Inherent Vice foi a versão Paul Thomas Anderson de diversão, segundo admissão do próprio. É compreensível que depois de There will be blood e The master, o realizador tenha querido descomprimir e aligeirar o tom, mas acho que poucos chamariam ligeira à adaptação do romance trippy de Thomas Pynchon. Paul Thomas Anderson fez então uma pausa como o cineasta oficial da Califórnia e deu um salto até à Europa, conseguindo corrigir o rumo ao entregar-nos um filme que, não tendo o propósito cómico da sua obra anterior; mais divertido, mais seguro e acima de tudo, um filme retorcido e mostra que para Anderson, tal como Punch-drunk Love já tinha dado a entender, o amor não é apenas um lugar estranho: é também de uma brutal bizarria.

Tudo se desenrola nos anos 50 do século passado, nos meandros de uma fictícia casa de moda londrina liderada por Reynolds Woodcok. Luminária da moda europeia da altura, veste figuras reais e socialites com a mesma desenvoltura, mas a sua falta de aptidões sociais leva-o a gerir a Casa com a sua irmã Cyril, o seu lado prático e basicamente a gestora da vida pessoal de Reynolds. Como qualquer artista, Woodcock necessita de musas, mas a rapidez com que se aborrece das mesmas faz com que estas saltem da sua vida regularmente.

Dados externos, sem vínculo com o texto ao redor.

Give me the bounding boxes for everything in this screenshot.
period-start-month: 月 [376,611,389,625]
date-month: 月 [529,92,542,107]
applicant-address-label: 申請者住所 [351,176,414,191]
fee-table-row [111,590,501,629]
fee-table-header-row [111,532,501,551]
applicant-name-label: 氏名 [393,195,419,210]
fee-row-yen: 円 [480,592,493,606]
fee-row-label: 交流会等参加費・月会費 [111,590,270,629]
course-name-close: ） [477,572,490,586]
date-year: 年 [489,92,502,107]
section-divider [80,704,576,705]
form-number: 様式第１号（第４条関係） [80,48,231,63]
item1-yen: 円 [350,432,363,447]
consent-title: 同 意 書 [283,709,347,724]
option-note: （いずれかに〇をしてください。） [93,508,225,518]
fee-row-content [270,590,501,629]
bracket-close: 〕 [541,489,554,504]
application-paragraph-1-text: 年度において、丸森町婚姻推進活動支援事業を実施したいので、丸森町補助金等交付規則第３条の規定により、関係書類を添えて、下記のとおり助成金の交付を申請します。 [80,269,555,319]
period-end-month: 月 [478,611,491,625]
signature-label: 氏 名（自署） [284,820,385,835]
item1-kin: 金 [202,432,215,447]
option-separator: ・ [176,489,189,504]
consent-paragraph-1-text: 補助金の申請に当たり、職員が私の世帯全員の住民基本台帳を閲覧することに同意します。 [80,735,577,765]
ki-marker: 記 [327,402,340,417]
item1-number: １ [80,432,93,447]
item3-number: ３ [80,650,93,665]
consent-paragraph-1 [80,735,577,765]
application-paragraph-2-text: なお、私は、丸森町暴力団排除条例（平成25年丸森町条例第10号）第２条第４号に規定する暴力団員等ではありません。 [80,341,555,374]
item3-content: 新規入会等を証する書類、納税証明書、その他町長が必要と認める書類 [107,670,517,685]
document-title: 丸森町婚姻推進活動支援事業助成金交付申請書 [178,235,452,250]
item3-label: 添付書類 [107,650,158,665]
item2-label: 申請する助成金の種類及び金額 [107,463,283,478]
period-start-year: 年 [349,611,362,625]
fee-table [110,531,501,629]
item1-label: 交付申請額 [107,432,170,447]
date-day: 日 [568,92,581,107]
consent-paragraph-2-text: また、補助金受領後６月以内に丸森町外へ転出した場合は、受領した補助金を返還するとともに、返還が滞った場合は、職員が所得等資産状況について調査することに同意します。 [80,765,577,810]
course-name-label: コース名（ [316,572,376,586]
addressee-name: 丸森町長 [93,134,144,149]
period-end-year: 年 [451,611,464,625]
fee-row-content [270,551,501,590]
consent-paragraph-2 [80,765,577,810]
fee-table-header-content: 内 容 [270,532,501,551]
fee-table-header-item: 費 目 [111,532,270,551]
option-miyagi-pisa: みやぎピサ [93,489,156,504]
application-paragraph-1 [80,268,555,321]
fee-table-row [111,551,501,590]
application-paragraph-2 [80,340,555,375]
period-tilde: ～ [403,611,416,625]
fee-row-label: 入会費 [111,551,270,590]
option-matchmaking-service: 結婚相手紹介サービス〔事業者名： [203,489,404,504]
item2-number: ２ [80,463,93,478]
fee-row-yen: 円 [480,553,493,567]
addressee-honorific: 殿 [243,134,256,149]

Até que aparece Alma (um nome que não deve ser por acaso no contexto do filme e que será mais misterioso para as plateias anglo-saxónicas do que as latinas), uma empregada de um bed and breakfast da zona rural britânica onde o estilista recarrega baterias entre serviços e prende a sua atenção de maneira irresistível. O que se segue é a maneira como Alma, tal como um bolor prazenteiro, vai lentamente infiltrando a vida de Woodcock até um ponto onde o habitualmente controlado, picuinhas e semi-demiurgo costureiro começa a questionar tudo o que sabe acerca de si.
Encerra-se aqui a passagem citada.